Une évolution sociale notable consisterait à stopper l’infantilisation des citoyens. Cette dernière s’appuie sur l’idée (fausse) que le meilleur jugement est externe.
Par exemple, la plupart des politiques pensent savoir, mieux que les citoyens, ce qui est bon pour eux. Tandis que les politiques qui prennent réellement en compte l’avis des citoyens sont taxés de « populisme ».

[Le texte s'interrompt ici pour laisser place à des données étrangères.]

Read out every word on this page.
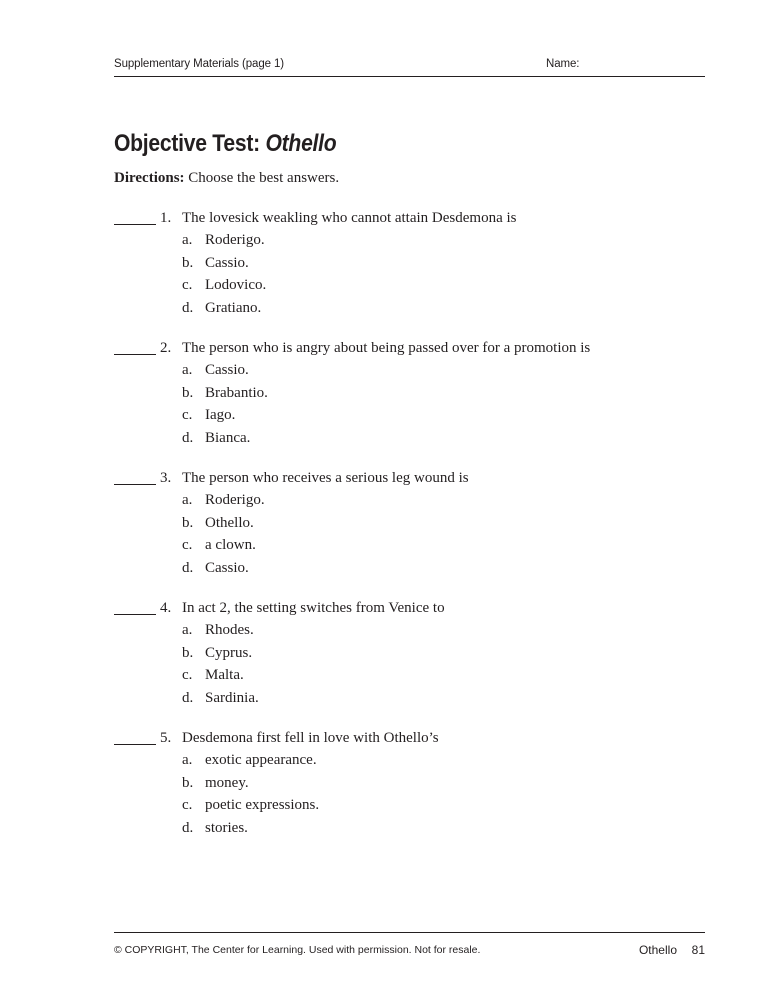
Supplementary Materials (page 1)	Name:
Objective Test: Othello
Directions: Choose the best answers.
1. The lovesick weakling who cannot attain Desdemona is
a. Roderigo.
b. Cassio.
c. Lodovico.
d. Gratiano.
2. The person who is angry about being passed over for a promotion is
a. Cassio.
b. Brabantio.
c. Iago.
d. Bianca.
3. The person who receives a serious leg wound is
a. Roderigo.
b. Othello.
c. a clown.
d. Cassio.
4. In act 2, the setting switches from Venice to
a. Rhodes.
b. Cyprus.
c. Malta.
d. Sardinia.
5. Desdemona first fell in love with Othello’s
a. exotic appearance.
b. money.
c. poetic expressions.
d. stories.
© COPYRIGHT, The Center for Learning. Used with permission. Not for resale.	Othello 81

Une autre illustration du phénomène est l’évaluation du comportement des salariés. Le rejet de l’école est fréquent dans le monde du travail mais, ironiquement, ce dernier reprend et parfois amplifie les pires pratiques scolaires. Des salariés qui ont une cinquantaine d’années sont traités comme s’ils en avaient cinq, et ce, par des supérieurs hiérarchiques plus jeunes qu’eux.
Or, les jugements externes contiennent, en réalité, de nombreux biais. Les « juges » les présentent souvent comme « factuels » donc comme absolus, mais ils pensent avant tout à leurs intérêts et cherchent, plus ou moins consciemment, à éliminer ceux qui pourraient les gêner, ceux qui sont différents. Cela donne lieu à des situations où des arrivistes font des leçons de morale à des personnes intègres.

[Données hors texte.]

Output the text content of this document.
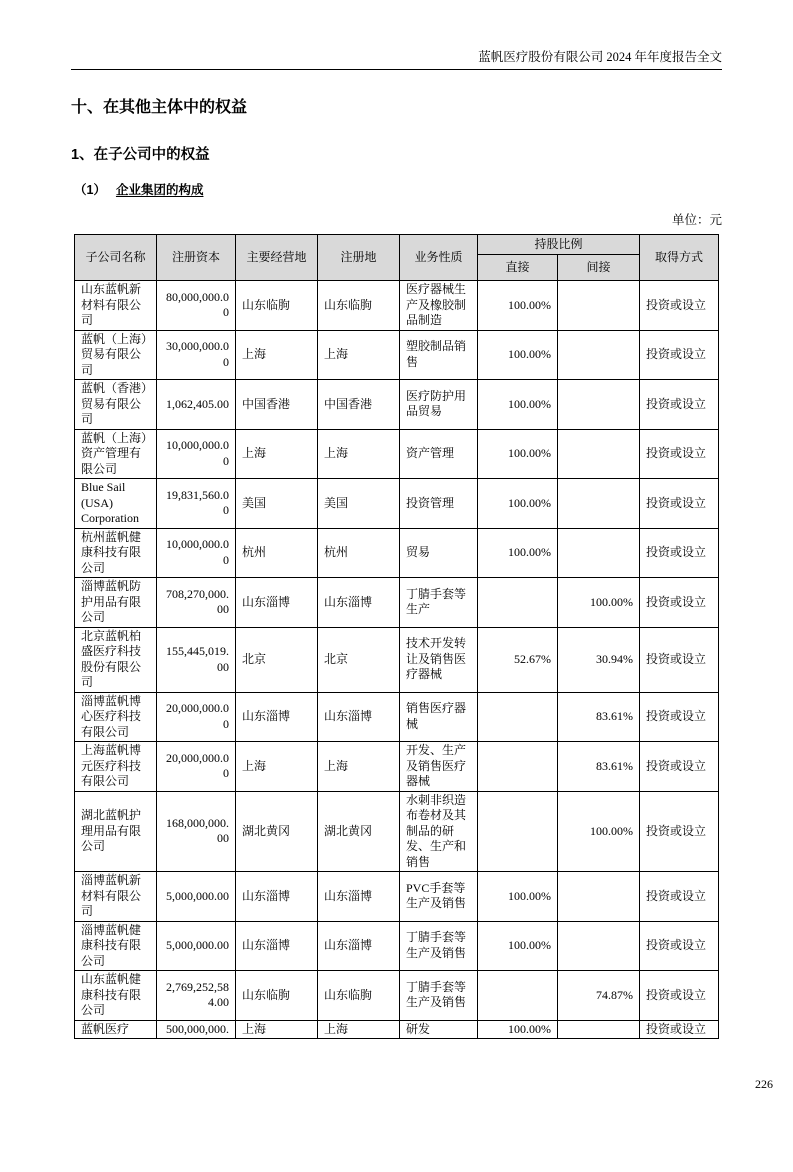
蓝帆医疗股份有限公司 2024 年年度报告全文
十、在其他主体中的权益
1、在子公司中的权益
（1） 企业集团的构成
单位：元
子公司名称	注册资本	主要经营地	注册地	业务性质	持股比例		取得方式
					直接	间接	
山东蓝帆新材料有限公司	80,000,000.00	山东临朐	山东临朐	医疗器械生产及橡胶制品制造	100.00%		投资或设立
蓝帆（上海）贸易有限公司	30,000,000.00	上海	上海	塑胶制品销售	100.00%		投资或设立
蓝帆（香港）贸易有限公司	1,062,405.00	中国香港	中国香港	医疗防护用品贸易	100.00%		投资或设立
蓝帆（上海）资产管理有限公司	10,000,000.00	上海	上海	资产管理	100.00%		投资或设立
Blue Sail (USA) Corporation	19,831,560.00	美国	美国	投资管理	100.00%		投资或设立
杭州蓝帆健康科技有限公司	10,000,000.00	杭州	杭州	贸易	100.00%		投资或设立
淄博蓝帆防护用品有限公司	708,270,000.00	山东淄博	山东淄博	丁腈手套等生产		100.00%	投资或设立
北京蓝帆柏盛医疗科技股份有限公司	155,445,019.00	北京	北京	技术开发转让及销售医疗器械	52.67%	30.94%	投资或设立
淄博蓝帆博心医疗科技有限公司	20,000,000.00	山东淄博	山东淄博	销售医疗器械		83.61%	投资或设立
上海蓝帆博元医疗科技有限公司	20,000,000.00	上海	上海	开发、生产及销售医疗器械		83.61%	投资或设立
湖北蓝帆护理用品有限公司	168,000,000.00	湖北黄冈	湖北黄冈	水刺非织造布卷材及其制品的研发、生产和销售		100.00%	投资或设立
淄博蓝帆新材料有限公司	5,000,000.00	山东淄博	山东淄博	PVC手套等生产及销售	100.00%		投资或设立
淄博蓝帆健康科技有限公司	5,000,000.00	山东淄博	山东淄博	丁腈手套等生产及销售	100.00%		投资或设立
山东蓝帆健康科技有限公司	2,769,252,584.00	山东临朐	山东临朐	丁腈手套等生产及销售		74.87%	投资或设立
蓝帆医疗	500,000,000.	上海	上海	研发	100.00%		投资或设立
226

Au contraire, le meilleur jugement de soi est réalisé par soi-même, à condition d’être lucide. Qui peut le plus facilement avoir accès aux informations sur soi, à part soi-même ? Certes, l’exercice n’est pas simple pour autant, car il peut y avoir des blocages psychologiques à se regarder froidement et, parfois, à se dévaluer. Mais, au final, qu’est-ce qui est le plus humiliant ? Être rabaissé fallacieusement par d’autres personnes ou avoir un regard critique sur soi ?
Être adulte, c’est avant tout être capable de se remettre en question. L’infantilisation des citoyens les prive d’une part importante de leur libre arbitre, celle qui consisterait à déterminer, par eux-mêmes, s’ils ont correctement agi.
Cet état de fait aboutit aux pires dérives : trop de personnes agissent mal tout en étant sûres de bien faire. Elles n’écoutent plus leur « voix intérieure » et adhèrent mécaniquement aux injonctions de leurs « juges ».